What makes a "troll game"? Valve tries for a Steam-wide definition
Some of Valve's definitions of trolling seem relatively clear-cut. Most everyone would agree that Steam should remove developers that are "trying to scam folks out of their Steam inventory items" or those "looking for a way to generate a small amount of money off Steam through a series of schemes that revolve around how we let developers use Steam keys," for instance.
There's a little more subjectivity in determining if a Steam title is what Valve calls "a game shaped object." The company defines this category as "a crudely made piece of software that technically and just barely passes our bar as a functioning video game but isn't what 99.9% of folks would say is 'good.'" There may be some edge cases where a game some people consider "broken" is one that others consider brilliantly deconstructed "art." For the most part, though, a game that only 1 in 1,000 people would consider playable sets a good rule-of-thumb threshold for what deserves removal from Steam.
Where the "troll game" determination begins to get squishy is in games and developers that Valve says are "just trying to incite and sow discord." This is similar to the justification Valve used in June to remove Active Shooter, an unreleased game that planned to let players take on the role of a school shooter or the SWAT team trying to stop him. [...] The Active Shooter case gets into the one thing that Valve says unites all of these different troll developers: their malign motives. A troll developer is one that isn't "actually interested in good faith efforts to make and sell games to you or anyone," the company writes. While good-faith developer efforts can obviously lead to "crude or lower quality games" on Steam, Valve says that "it really does seem like bad games are made by bad people." And it's those bad games from bad people that Valve doesn't want on Steam.

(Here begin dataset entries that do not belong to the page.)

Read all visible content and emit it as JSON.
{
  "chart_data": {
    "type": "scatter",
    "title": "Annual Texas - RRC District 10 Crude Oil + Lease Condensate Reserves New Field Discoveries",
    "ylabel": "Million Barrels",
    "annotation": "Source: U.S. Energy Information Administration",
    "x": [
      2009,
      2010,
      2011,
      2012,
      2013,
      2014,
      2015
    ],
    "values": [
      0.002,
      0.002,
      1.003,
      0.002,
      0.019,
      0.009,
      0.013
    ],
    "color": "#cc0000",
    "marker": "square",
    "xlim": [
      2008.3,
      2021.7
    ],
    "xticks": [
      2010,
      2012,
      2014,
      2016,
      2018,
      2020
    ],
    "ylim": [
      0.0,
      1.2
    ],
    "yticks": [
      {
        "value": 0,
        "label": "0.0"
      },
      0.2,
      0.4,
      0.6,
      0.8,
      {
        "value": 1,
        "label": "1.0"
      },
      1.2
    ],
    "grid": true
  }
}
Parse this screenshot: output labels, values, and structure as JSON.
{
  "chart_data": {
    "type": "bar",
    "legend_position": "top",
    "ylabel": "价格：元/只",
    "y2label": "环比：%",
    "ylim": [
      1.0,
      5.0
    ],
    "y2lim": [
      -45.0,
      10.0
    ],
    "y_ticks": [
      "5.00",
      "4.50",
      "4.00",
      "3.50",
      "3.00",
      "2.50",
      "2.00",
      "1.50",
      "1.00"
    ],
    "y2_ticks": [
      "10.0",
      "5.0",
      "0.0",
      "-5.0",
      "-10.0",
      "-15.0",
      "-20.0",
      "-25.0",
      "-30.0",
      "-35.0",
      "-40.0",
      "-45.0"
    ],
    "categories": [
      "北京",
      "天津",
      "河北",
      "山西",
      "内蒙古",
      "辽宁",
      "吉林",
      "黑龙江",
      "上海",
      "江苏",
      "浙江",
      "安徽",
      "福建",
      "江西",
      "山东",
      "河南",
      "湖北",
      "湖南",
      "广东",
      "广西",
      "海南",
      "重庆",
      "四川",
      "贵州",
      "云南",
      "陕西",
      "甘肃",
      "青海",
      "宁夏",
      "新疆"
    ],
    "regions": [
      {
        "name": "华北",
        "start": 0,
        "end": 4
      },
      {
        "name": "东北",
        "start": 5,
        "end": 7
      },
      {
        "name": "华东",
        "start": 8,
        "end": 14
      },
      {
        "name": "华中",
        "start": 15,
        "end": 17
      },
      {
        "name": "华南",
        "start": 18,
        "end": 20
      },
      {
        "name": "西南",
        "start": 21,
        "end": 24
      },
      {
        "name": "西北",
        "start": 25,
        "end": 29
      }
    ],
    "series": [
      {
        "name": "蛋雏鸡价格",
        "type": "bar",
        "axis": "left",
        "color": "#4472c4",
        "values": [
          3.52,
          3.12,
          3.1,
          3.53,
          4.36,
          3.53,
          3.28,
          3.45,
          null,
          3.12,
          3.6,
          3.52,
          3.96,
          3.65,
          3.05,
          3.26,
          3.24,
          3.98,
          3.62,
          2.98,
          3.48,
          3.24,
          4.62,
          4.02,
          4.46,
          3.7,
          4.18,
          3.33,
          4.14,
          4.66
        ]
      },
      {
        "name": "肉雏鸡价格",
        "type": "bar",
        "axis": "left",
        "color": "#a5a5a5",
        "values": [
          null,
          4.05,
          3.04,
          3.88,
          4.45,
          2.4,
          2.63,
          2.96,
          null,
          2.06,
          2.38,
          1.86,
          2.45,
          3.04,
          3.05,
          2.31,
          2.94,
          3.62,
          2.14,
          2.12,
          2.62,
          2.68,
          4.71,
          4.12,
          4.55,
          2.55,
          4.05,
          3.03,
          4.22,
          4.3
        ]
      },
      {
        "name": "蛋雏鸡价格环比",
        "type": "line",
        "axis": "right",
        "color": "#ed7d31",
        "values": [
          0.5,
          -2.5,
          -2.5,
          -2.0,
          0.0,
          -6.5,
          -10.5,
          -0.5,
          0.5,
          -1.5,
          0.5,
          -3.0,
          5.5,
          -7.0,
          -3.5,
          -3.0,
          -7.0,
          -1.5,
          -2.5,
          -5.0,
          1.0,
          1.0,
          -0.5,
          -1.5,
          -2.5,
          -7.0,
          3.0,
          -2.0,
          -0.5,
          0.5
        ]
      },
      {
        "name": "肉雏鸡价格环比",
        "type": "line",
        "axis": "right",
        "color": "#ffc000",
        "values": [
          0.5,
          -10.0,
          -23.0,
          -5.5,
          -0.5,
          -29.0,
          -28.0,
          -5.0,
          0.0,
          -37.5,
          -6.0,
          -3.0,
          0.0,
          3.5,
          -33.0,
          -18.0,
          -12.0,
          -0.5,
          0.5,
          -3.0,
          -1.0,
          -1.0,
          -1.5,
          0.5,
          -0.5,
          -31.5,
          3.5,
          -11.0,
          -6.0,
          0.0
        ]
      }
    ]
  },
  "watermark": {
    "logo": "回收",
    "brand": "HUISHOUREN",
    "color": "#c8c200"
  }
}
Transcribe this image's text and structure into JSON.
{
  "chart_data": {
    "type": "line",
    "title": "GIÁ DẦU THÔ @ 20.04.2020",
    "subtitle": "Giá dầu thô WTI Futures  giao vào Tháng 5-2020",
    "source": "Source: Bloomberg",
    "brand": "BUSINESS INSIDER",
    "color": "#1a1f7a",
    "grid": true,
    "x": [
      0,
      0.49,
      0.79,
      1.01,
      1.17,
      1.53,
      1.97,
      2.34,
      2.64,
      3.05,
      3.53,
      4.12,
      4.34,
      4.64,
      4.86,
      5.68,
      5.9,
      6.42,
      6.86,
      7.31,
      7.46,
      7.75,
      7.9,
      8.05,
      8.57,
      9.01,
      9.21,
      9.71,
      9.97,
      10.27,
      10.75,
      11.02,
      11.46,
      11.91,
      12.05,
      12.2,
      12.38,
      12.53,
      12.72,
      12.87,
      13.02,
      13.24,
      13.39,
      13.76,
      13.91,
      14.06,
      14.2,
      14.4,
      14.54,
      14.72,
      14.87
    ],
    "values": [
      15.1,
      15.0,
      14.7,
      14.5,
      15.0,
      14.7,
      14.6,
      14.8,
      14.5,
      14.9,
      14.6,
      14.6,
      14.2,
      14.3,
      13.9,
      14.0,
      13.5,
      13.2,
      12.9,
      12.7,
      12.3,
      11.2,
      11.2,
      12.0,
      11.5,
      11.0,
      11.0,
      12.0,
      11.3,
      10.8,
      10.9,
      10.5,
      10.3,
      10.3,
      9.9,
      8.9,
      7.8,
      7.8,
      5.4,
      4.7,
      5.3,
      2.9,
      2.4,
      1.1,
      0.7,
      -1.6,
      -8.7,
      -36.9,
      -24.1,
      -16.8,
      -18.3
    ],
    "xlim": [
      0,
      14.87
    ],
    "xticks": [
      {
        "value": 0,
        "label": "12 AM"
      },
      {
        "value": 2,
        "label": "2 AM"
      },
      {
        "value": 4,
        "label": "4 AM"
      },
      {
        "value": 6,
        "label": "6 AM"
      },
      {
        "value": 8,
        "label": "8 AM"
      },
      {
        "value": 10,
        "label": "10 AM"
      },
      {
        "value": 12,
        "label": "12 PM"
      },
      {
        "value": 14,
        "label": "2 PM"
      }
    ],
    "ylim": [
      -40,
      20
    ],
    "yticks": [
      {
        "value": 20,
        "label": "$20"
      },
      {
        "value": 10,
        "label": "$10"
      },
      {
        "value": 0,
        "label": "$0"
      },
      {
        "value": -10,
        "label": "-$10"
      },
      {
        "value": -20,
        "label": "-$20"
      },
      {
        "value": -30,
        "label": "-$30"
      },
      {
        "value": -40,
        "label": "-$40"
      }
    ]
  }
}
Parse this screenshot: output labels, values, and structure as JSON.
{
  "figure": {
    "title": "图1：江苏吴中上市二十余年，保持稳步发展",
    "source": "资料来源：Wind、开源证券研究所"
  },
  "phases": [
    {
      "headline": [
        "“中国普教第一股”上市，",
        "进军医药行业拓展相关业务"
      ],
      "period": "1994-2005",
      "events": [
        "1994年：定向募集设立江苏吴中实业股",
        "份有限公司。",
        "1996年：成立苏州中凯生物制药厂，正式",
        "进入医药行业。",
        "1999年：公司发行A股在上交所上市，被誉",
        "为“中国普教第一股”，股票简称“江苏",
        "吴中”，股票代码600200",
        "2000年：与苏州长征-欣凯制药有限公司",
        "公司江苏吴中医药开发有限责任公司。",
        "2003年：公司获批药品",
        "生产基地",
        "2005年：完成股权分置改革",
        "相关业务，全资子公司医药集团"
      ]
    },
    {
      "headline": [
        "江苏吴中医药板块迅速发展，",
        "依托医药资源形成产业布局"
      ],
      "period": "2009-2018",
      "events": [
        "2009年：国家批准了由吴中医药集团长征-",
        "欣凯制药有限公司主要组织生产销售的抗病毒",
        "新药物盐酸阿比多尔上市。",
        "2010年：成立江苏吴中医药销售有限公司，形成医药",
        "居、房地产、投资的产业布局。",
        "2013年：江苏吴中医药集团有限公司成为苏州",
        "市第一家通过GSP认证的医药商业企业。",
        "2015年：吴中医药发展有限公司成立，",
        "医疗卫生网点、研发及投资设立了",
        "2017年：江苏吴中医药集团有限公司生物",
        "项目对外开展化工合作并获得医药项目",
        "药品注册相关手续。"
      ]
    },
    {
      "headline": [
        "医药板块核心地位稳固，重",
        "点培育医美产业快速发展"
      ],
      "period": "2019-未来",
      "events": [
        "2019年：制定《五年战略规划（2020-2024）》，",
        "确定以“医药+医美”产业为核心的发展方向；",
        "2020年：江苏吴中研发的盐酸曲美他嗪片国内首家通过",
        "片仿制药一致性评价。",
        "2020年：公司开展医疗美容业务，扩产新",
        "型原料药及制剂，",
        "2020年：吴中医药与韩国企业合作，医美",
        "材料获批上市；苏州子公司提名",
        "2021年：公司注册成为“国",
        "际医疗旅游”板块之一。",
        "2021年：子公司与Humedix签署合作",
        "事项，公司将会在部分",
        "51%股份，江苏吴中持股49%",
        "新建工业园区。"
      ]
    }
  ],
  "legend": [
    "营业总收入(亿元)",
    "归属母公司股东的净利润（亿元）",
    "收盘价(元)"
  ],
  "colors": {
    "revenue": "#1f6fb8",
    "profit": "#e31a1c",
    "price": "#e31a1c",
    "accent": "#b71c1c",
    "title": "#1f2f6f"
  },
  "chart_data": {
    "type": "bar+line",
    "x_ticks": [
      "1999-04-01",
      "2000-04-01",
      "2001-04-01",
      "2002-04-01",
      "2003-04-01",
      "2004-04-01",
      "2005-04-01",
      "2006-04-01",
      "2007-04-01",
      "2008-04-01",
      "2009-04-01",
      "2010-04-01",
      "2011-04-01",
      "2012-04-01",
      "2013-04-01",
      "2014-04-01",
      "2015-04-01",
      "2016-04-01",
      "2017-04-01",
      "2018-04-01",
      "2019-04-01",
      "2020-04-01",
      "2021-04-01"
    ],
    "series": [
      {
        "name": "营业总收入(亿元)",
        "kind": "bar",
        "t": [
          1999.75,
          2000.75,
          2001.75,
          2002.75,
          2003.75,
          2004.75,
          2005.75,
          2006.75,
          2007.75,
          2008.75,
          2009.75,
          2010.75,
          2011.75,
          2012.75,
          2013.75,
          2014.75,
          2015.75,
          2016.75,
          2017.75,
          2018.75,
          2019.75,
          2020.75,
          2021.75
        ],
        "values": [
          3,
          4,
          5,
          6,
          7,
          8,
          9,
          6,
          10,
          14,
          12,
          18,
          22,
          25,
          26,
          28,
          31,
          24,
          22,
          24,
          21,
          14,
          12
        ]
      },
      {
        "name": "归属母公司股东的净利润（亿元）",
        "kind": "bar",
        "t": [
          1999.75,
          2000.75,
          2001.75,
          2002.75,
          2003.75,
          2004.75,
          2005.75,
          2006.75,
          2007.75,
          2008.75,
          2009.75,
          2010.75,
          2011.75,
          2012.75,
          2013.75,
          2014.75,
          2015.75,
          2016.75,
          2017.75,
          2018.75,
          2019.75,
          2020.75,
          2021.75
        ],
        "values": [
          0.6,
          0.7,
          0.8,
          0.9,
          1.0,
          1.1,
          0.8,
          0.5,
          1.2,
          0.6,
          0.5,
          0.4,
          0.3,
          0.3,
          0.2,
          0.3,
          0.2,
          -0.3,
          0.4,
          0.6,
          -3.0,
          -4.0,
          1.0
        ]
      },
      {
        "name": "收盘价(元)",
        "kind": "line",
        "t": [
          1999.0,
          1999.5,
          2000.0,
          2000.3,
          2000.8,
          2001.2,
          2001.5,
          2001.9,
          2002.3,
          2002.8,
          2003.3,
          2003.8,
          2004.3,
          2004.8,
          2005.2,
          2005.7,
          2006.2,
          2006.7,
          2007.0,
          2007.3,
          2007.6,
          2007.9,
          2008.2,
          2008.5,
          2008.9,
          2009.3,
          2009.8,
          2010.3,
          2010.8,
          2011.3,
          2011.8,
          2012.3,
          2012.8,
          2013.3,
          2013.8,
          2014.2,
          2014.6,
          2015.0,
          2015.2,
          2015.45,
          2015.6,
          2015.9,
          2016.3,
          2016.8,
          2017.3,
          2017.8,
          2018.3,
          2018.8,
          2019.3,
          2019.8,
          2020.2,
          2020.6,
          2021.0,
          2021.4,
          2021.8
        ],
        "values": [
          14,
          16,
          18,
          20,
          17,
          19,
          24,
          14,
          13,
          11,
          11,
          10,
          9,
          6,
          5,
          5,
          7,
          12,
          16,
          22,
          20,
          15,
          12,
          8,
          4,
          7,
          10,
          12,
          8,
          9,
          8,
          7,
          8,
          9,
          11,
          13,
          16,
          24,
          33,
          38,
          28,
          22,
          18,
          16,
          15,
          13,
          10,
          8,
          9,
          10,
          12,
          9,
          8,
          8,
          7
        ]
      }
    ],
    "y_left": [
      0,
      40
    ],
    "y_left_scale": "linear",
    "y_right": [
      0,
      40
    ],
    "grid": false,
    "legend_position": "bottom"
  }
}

Pool's closed, no AIDS Simulator for you.
Also at Motherboard.
Previously: "Active Shooter" Game on Steam Sparks Uproar
Valve Still Lives in the Waking Nightmare of Web 2.0
(Score: 2) by jelizondo on Friday September 07 2018, @06:30PM (2 children)
I can't define pornography but I'll know it when I see it.
Sometimes even professionaly developed games are crap, maybe not to you, but certainly to me. One example, I believe, is Myst which required (if memory serves me right) to match some musical notes and I'm tone deaf, so the game was a total waste to me.
YMMV
(Score: 2) by loonycyborg on Friday September 07 2018, @07:23PM
Most of its puzzles aren't based on tones, so if you're (tone)deaf you can always lookup a walkthrough to bypass a particular puzzle. It resorts to such gimmicks like musical puzzles to counteract its blatantly light and simple gameplay. Gamplay-wise Myst can most definitely be considered a game of adventure/puzzle genre.
(Score: 2) by Rivenaleem on Monday September 10 2018, @10:06AM
So you're saying if Myst had some porn-related puzzles, you'd have had no issues? Interesting.